White House Again Works To Block Resolution That Would Recognize The Armenian Genocide


The Trump administration reportedly has once again urged a member of the U.S. Senate to speak out against a resolution that would officially recognize the Armenian genocide, per a report Thursday from Axios.

Sen. Kevin Cramer, a North Dakota Republican, reportedly spoke out against the resolution on the Senate floor, telling his Senate colleagues that it wasn’t the right time to put forth such a resolution, citing the president’s recent meeting with Turkish President Recep Erdo?an at a NATO summit in London. Cramer told his colleagues that passing such a resolution could put diplomatic relations between the United States and Turkey at risk, Axios reported.

Per Axios, Cramers’ objecting to the resolution was particularly noteworthy because he had previously signed on to a similar resolution to acknowledge the genocide last Congress. In September 2017, the North Dakota legislator tweeted a photo that showed him alongside actor Dean Cain, thanking him for visiting Congress to speak about the Armenian genocide.

Cramer said Thursday that he did not plan to continue to object to the resolution, Axios wrote. The resolution had previously been, surprisingly, blocked by South Carolina Sen. Lindsey Graham in another White House-directed attempt to salvage the relationship between Turkey and the United States. Graham’s opposition last month came after a tense White House meeting between Erdo?an and himself in which he reportedly scolded the Turkish leader for his actions in invading Syria and against the Kurdish population.
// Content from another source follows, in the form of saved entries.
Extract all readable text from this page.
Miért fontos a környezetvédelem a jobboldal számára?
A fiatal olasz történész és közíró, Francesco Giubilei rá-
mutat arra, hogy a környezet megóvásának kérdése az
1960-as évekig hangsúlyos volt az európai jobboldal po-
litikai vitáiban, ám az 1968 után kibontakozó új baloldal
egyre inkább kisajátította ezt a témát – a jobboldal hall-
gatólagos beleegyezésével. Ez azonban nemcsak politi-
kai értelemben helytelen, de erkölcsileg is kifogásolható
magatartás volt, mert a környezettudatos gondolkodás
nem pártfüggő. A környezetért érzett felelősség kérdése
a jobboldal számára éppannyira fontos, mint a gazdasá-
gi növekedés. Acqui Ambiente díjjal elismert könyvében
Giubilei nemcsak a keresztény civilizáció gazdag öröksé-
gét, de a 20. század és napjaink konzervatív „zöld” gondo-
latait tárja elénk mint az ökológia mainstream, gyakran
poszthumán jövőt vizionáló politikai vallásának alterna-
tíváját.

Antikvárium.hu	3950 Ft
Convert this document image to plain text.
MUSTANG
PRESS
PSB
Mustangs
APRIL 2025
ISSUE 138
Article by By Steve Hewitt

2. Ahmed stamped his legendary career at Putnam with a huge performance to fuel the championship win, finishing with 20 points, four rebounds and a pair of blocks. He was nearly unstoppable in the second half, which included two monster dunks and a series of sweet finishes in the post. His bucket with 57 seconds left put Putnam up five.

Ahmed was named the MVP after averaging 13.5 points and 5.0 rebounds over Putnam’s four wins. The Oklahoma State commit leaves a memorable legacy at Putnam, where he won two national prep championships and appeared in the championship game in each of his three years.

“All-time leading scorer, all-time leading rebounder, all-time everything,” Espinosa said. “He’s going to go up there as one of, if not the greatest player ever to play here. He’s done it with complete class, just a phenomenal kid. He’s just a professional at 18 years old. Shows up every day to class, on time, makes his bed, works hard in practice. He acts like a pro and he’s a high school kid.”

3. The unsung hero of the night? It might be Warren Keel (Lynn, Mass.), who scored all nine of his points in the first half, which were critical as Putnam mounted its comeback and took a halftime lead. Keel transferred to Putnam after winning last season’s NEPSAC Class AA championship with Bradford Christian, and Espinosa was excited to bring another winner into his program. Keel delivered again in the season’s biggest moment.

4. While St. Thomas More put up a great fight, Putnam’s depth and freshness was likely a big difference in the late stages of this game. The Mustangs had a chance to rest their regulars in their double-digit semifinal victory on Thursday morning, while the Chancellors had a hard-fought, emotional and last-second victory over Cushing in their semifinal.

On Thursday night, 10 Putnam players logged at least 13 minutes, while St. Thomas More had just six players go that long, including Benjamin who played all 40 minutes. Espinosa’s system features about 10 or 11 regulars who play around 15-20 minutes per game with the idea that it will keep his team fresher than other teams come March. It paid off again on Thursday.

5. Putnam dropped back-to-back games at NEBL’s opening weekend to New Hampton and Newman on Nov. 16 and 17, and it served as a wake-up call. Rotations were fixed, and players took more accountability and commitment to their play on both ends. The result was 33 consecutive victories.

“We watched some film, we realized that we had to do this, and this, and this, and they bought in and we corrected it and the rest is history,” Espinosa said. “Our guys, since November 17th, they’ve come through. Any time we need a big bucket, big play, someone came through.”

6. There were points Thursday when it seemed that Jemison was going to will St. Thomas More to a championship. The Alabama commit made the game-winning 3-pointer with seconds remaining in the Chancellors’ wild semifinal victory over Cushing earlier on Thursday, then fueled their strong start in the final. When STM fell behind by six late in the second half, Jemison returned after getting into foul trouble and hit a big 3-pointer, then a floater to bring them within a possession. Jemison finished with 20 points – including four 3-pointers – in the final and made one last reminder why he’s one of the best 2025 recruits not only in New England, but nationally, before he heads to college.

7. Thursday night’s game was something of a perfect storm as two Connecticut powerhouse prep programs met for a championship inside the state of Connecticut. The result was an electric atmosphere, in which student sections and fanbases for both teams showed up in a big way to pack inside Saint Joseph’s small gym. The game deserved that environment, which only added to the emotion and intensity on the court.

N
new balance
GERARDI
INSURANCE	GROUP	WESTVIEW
At the time, Graham said he would not oppose the resolution in the future, Axios said.

The following week, the White House reportedly asked another Senate Republican, Sen. David Purdue of Georgia, to block the resolution, who similarly said he couldn’t support the action before Congress and instead wanted to preserve the relationship between Turkey and the U.S.

As Axios reported, Cramer’s objection at the request of the White House came following Trump’s heated exchange with French President Emmanuel Macron over Turkey’s involvement in NATO. There have been bipartisan calls from the Senate — Democratic Sen. Chris Van Hollen of Maryland and Republican Sen. Graham — to impose sanctions on Turkey over its involvement in Syria. The president at the NATO summit said he had a “very good” relationship with the Turkish president and wouldn’t say whether the White House would support the bipartisan requests for sanctions.

According to History, the Armenian genocide involved the killing of the Armenian people by the Ottoman Empire, which would later become Turkey, in the early 20th century. The plan reportedly began during World War I in 1915 and ended in the early 1920s. Anywhere between 600,000 and 1.5 million Armenians had been killed and many more had been forced out of the country. The Turkish government has still not acknowledged the scope of the genocide.